E l 2012 se fue sin dejar atisbo de duda de que la variabilidad e incertidumbre serán una constante en el futuro cercano. Donde quiera que uno mire, lo que alguna vez fue tierra firme ahora muestra indicios de ceder bajo el peso de la realidad. Europa tambaleó frente al precipicio de una crisis de deuda soberana, con el futuro del euro en juego, mientras que Estados Unidos estuvo al borde de un abismo fiscal creado por ellos mismos. En tanto, la economía china retrocedió y creció “sólo” 7,8%, lo que desalentó la perspectiva de una recuperación económica mundial. En nuestra propia región, el motor expansivo de Brasil comenzó a fallar (aunque afortunadamente con cifras récord de empleo), mientras que Chile, Perú y Panamá aceleraron a fondo y la economía de México volvió a la vida. Y ante esto, los comercios y los hogares, al igual que los Gobiernos, se esforzaron por tratar de comprender lo que estaba pasando.


A nivel político, el terreno fue incierto. China cambió de líderes, pero no de dirección. Estados Unidos retuvo al mismo líder que proclamó que impulsaría el cambio. La revuelta popular del 2011 en Túnez, Egipto y Libia continuó provocando conmoción al sur y al este, aún cuando aquellos nuevos Gobiernos pasaron apuros para restablecer el orden. En Latinoamérica, el PRI regresó al poder en México y Fernando Lugo fue destituido mediante un juicio político en Paraguay. En Argentina, el barco de la presidenta navegó por aguas turbulentas y con señales de descontento entre pasajeros ansiosos, mientras las cacerolas sonaban en cubierta.


Para Avina, este contexto global incierto fue el trasfondo de nuestro proceso de planificación para los próximos cinco años, lo que nos ha permitido intentar darle algún sentido a todo esto. Y entre estas contradicciones, destacan algunas tendencias.


Una de ellas es que los países “emergentes” del mundo son cada vez más influyentes. Cerca del 75% del crecimiento económico mundial provino de estas economías. Esa tendencia continuará. Aunque habría evitado el colapso económico, Europa tardará muchos años en salir a flote. Japón sigue luchando para evitar la deflación. Aunque Estados Unidos evite una recesión autoinfligida en los próximos años, sólo le queda esperar perspectivas de leve expansión, y en la mayoría de los casos vinculadas a la fuerza de los mercados emergentes. Al mismo tiempo, economías pujantes como Nigeria, México, Turquía y las Filipinas indican que las denominadas naciones BRIC (Brasil, Rusia, India y China) no son los únicos mercados emergentes que ameritan atención.
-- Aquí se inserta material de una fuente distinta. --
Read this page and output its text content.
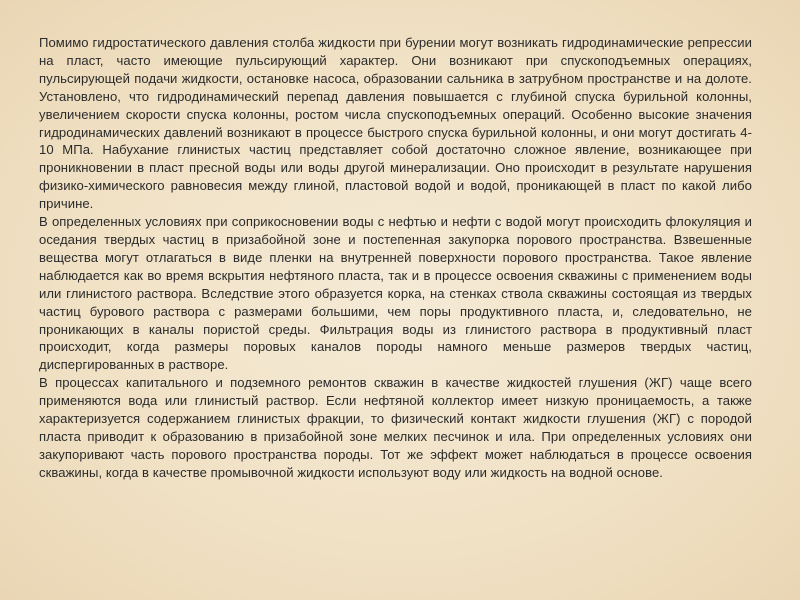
Помимо гидростатического давления столба жидкости при бурении могут возникать гидродинамические репрессии на пласт, часто имеющие пульсирующий характер. Они возникают при спускоподъемных операциях, пульсирующей подачи жидкости, остановке насоса, образовании сальника в затрубном пространстве и на долоте. Установлено, что гидродинамический перепад давления повышается с глубиной спуска бурильной колонны, увеличением скорости спуска колонны, ростом числа спускоподъемных операций. Особенно высокие значения гидродинамических давлений возникают в процессе быстрого спуска бурильной колонны, и они могут достигать 4-10 МПа. Набухание глинистых частиц представляет собой достаточно сложное явление, возникающее при проникновении в пласт пресной воды или воды другой минерализации. Оно происходит в результате нарушения физико-химического равновесия между глиной, пластовой водой и водой, проникающей в пласт по какой либо причине.

В определенных условиях при соприкосновении воды с нефтью и нефти с водой могут происходить флокуляция и оседания твердых частиц в призабойной зоне и постепенная закупорка порового пространства. Взвешенные вещества могут отлагаться в виде пленки на внутренней поверхности порового пространства. Такое явление наблюдается как во время вскрытия нефтяного пласта, так и в процессе освоения скважины с применением воды или глинистого раствора. Вследствие этого образуется корка, на стенках ствола скважины состоящая из твердых частиц бурового раствора с размерами большими, чем поры продуктивного пласта, и, следовательно, не проникающих в каналы пористой среды. Фильтрация воды из глинистого раствора в продуктивный пласт происходит, когда размеры поровых каналов породы намного меньше размеров твердых частиц, диспергированных в растворе.

В процессах капитального и подземного ремонтов скважин в качестве жидкостей глушения (ЖГ) чаще всего применяются вода или глинистый раствор. Если нефтяной коллектор имеет низкую проницаемость, а также характеризуется содержанием глинистых фракции, то физический контакт жидкости глушения (ЖГ) с породой пласта приводит к образованию в призабойной зоне мелких песчинок и ила. При определенных условиях они закупоривают часть порового пространства породы. Тот же эффект может наблюдаться в процессе освоения скважины, когда в качестве промывочной жидкости используют воду или жидкость на водной основе.
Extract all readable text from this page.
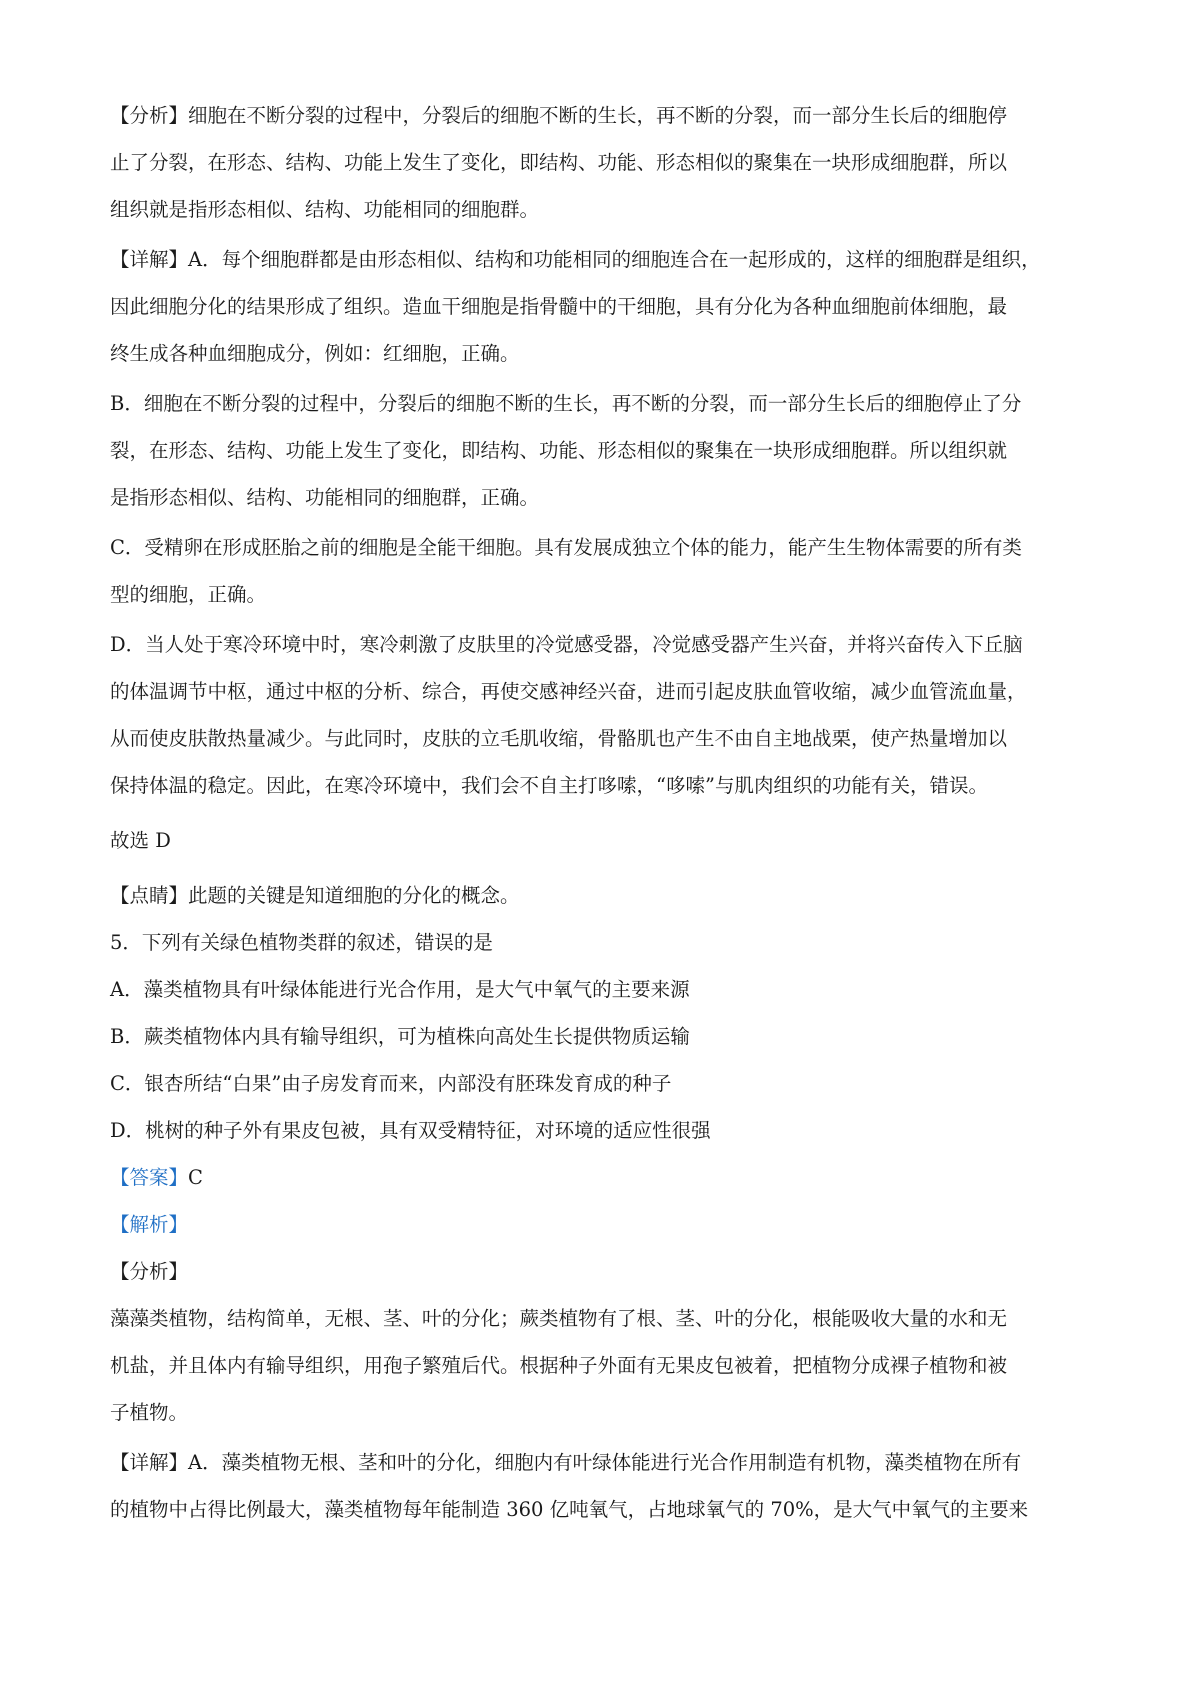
【分析】细胞在不断分裂的过程中，分裂后的细胞不断的生长，再不断的分裂，而一部分生长后的细胞停
止了分裂，在形态、结构、功能上发生了变化，即结构、功能、形态相似的聚集在一块形成细胞群，所以
组织就是指形态相似、结构、功能相同的细胞群。
【详解】A．每个细胞群都是由形态相似、结构和功能相同的细胞连合在一起形成的，这样的细胞群是组织，
因此细胞分化的结果形成了组织。造血干细胞是指骨髓中的干细胞，具有分化为各种血细胞前体细胞，最
终生成各种血细胞成分，例如：红细胞，正确。
B．细胞在不断分裂的过程中，分裂后的细胞不断的生长，再不断的分裂，而一部分生长后的细胞停止了分
裂，在形态、结构、功能上发生了变化，即结构、功能、形态相似的聚集在一块形成细胞群。所以组织就
是指形态相似、结构、功能相同的细胞群，正确。
C．受精卵在形成胚胎之前的细胞是全能干细胞。具有发展成独立个体的能力，能产生生物体需要的所有类
型的细胞，正确。
D．当人处于寒冷环境中时，寒冷刺激了皮肤里的冷觉感受器，冷觉感受器产生兴奋，并将兴奋传入下丘脑
的体温调节中枢，通过中枢的分析、综合，再使交感神经兴奋，进而引起皮肤血管收缩，减少血管流血量，
从而使皮肤散热量减少。与此同时，皮肤的立毛肌收缩，骨骼肌也产生不由自主地战栗，使产热量增加以
保持体温的稳定。因此，在寒冷环境中，我们会不自主打哆嗦，“哆嗦”与肌肉组织的功能有关，错误。
故选 D
【点睛】此题的关键是知道细胞的分化的概念。
5．下列有关绿色植物类群的叙述，错误的是
A．藻类植物具有叶绿体能进行光合作用，是大气中氧气的主要来源
B．蕨类植物体内具有输导组织，可为植株向高处生长提供物质运输
C．银杏所结“白果”由子房发育而来，内部没有胚珠发育成的种子
D．桃树的种子外有果皮包被，具有双受精特征，对环境的适应性很强
【答案】C
【解析】
【分析】
藻藻类植物，结构简单，无根、茎、叶的分化；蕨类植物有了根、茎、叶的分化，根能吸收大量的水和无
机盐，并且体内有输导组织，用孢子繁殖后代。根据种子外面有无果皮包被着，把植物分成裸子植物和被
子植物。
【详解】A．藻类植物无根、茎和叶的分化，细胞内有叶绿体能进行光合作用制造有机物，藻类植物在所有
的植物中占得比例最大，藻类植物每年能制造 360 亿吨氧气，占地球氧气的 70%，是大气中氧气的主要来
Otra tendencia es que la democracia se está propagando, pero también se diversifica y a veces se muestra totalmente distinta, alimentada por cambios en las tecnologías de la comunicación y una creciente interconexión. Incluso las democracias establecidas de Occidente suelen parecer disfuncionales, mientras gobiernos radicales o híbridos alcanzan el poder a través de la vía democrática y son reelectos por el voto popular. Desde los incidentes en la plaza Tahrir en Egipto, los dictadores del mundo han sido advertidos de que deben buscar el respaldo popular o enfrentar el caos. China también tendrá que encontrar el camino hacia la democracia (tal como halló el libre mercado) debido a una flamante y considerable clase media que pronto podría empezar a exigir transparencia y voz en la toma de decisiones. Incluso Birmania comienza a convertirse finalmente en una sociedad más libre. En nuestra propia región, el único país no democrático seguramente deberá dar pasos similares o caminar hacia la marginación e irrelevancia. El gobierno representativo avanza, con todas sus desestabilizadoras e impredecibles consecuencias.
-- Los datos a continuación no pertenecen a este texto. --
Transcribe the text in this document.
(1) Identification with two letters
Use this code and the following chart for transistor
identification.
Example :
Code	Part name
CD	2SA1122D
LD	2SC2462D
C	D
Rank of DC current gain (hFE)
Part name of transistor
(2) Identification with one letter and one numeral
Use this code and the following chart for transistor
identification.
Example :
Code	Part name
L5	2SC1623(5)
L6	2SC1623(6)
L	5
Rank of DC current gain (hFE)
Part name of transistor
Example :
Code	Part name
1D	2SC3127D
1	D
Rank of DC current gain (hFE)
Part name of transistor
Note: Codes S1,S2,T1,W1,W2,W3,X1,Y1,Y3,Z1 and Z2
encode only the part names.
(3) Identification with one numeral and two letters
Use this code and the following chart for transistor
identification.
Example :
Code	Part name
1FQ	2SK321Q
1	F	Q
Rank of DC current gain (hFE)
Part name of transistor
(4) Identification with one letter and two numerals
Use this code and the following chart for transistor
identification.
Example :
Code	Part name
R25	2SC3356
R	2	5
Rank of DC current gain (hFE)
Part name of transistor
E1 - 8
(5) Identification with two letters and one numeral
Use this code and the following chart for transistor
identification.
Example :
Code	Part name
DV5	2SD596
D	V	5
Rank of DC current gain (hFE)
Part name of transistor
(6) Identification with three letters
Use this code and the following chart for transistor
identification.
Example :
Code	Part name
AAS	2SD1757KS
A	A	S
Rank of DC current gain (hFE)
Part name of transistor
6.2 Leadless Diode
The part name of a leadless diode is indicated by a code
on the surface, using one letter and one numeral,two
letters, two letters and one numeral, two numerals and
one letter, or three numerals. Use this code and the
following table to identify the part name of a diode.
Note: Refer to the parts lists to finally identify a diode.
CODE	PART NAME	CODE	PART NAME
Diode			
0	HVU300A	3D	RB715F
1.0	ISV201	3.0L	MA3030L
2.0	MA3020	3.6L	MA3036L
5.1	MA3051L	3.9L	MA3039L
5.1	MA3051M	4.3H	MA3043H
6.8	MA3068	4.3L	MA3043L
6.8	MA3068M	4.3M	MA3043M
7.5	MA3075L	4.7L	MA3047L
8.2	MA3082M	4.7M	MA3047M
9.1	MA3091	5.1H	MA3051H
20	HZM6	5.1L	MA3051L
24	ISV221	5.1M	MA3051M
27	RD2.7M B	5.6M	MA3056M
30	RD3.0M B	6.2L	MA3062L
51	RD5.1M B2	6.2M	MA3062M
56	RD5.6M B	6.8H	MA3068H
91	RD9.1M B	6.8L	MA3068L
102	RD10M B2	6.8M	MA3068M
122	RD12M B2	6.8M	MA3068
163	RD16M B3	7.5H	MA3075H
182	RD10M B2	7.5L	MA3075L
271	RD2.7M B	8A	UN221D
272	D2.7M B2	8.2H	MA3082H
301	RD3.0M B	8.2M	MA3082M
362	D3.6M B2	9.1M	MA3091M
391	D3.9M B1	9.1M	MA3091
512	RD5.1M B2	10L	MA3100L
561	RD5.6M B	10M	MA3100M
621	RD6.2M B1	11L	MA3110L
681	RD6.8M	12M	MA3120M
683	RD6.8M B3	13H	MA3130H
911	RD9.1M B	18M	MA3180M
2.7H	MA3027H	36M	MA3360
Adicionalmente, el desafío del cambio climático se está volviendo muy difícil de abordar a nivel internacional. Nadie argumentará que la Conferencia Río+20 tuvo el éxito innovador que todos esperaban. No hubo un gran consenso, como en 1992, ni se generó un nuevo espíritu de colaboración internacional en torno a los desafíos compartidos, pero los informes acerca de los efectos del cambio climático no dejaron lugar a dudas de que el mundo avanza conforme a las peores proyecciones científicas y hacia los mismos escenarios nefastos que se intentaron prevenir con los primeros esfuerzos conjuntos. Los nueve años más calurosos que se hayan registrado en la historia ocurrieron a partir del 2000. En el 2012, las condiciones climáticas impredeciblemente extremas fueron la norma, lo que incluyó tormentas cada vez más intensas, sequías e inundaciones. Los glaciares y hielos marinos continuaron derritiéndose a niveles sin precedentes. En enero del 2013, los habitantes de Beijing habían recibido la orden de permanecer puertas adentro ya que una nube tóxica cubría el norte de China. No obstante, no se han log rado firmar los acuerdos internacionales necesarios para alterar la ecuación.
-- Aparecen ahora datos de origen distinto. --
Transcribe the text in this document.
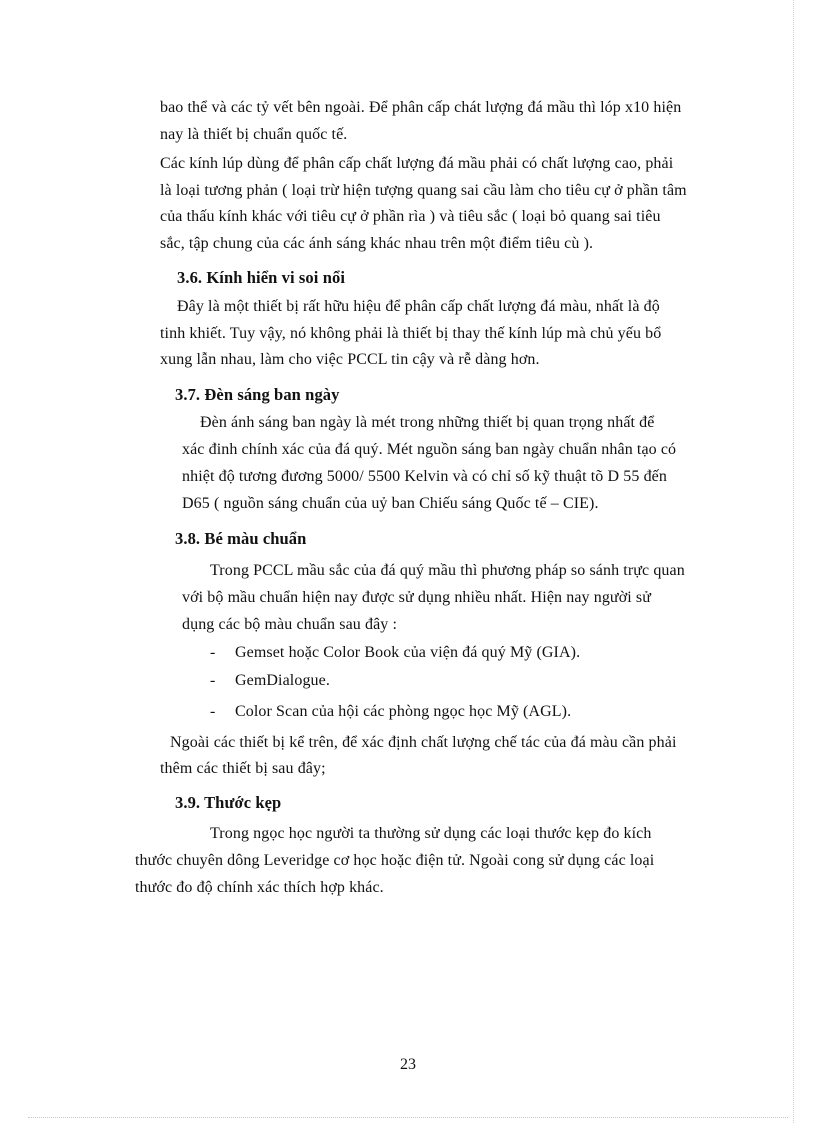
bao thể và các tỷ vết bên ngoài. Để phân cấp chát lượng đá mầu thì lóp x10 hiện
nay là thiết bị chuẩn quốc tế.
Các kính lúp dùng để phân cấp chất lượng đá mầu phải có chất lượng cao, phải
là loại tương phản ( loại trừ hiện tượng quang sai cầu làm cho tiêu cự ở phần tâm
của thấu kính khác với tiêu cự ở phần rìa ) và tiêu sắc ( loại bỏ quang sai tiêu
sắc, tập chung của các ánh sáng khác nhau trên một điểm tiêu cù ).
3.6. Kính hiển vi soi nổi
Đây là một thiết bị rất hữu hiệu để phân cấp chất lượng đá màu, nhất là độ
tinh khiết. Tuy vậy, nó không phải là thiết bị thay thế kính lúp mà chủ yếu bổ
xung lẫn nhau, làm cho việc PCCL tin cậy và rễ dàng hơn.
3.7. Đèn sáng ban ngày
Đèn ánh sáng ban ngày là mét trong những thiết bị quan trọng nhất để
xác đinh chính xác của đá quý. Mét nguồn sáng ban ngày chuẩn nhân tạo có
nhiệt độ tương đương 5000/ 5500 Kelvin và có chỉ số kỹ thuật tõ D 55 đến
D65 ( nguồn sáng chuẩn của uỷ ban Chiếu sáng Quốc tế – CIE).
3.8. Bé màu chuẩn
Trong PCCL mầu sắc của đá quý mầu thì phương pháp so sánh trực quan
với bộ mầu chuẩn hiện nay được sử dụng nhiều nhất. Hiện nay người sử
dụng các bộ màu chuẩn sau đây :
- Gemset hoặc Color Book của viện đá quý Mỹ (GIA).
- GemDialogue.
- Color Scan của hội các phòng ngọc học Mỹ (AGL).
Ngoài các thiết bị kể trên, để xác định chất lượng chế tác của đá màu cần phải
thêm các thiết bị sau đây;
3.9. Thước kẹp
Trong ngọc học người ta thường sử dụng các loại thước kẹp đo kích
thước chuyên dông Leveridge cơ học hoặc điện tử. Ngoài cong sử dụng các loại
thước đo độ chính xác thích hợp khác.
23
Por último, los indicadores de calidad de vida muestran una mejora rápida en todo el mundo, hasta en las regiones con el subdesarrollo más persistente. El mundo se encamina a cumplir el Objetivo de Desarrollo del Milenio de recortar la pobreza extrema y el hambre a la mitad para el 2015, y ya ha alcanzado la meta de acceso a agua potable. Claramente estos son indicios alentadores, pero al mismo tiempo hay amplia evidencia de que la desigualdad también crece a ritmo acelerado y hay muy pocos ejemplos de crecimiento económico sin recurrir a un incremento de las emisiones de CO₂ y sin reducción de recursos naturales. Aunque las economías emergentes se expanden, crean riqueza y disminuyen la pobreza, al mismo tiempo aumentan la desigualdad y el consumo de recursos naturales. Los límites naturales del crecimiento y los efectos negativos de la concentración de la riqueza representan una doble amenaza para el progreso social vigente.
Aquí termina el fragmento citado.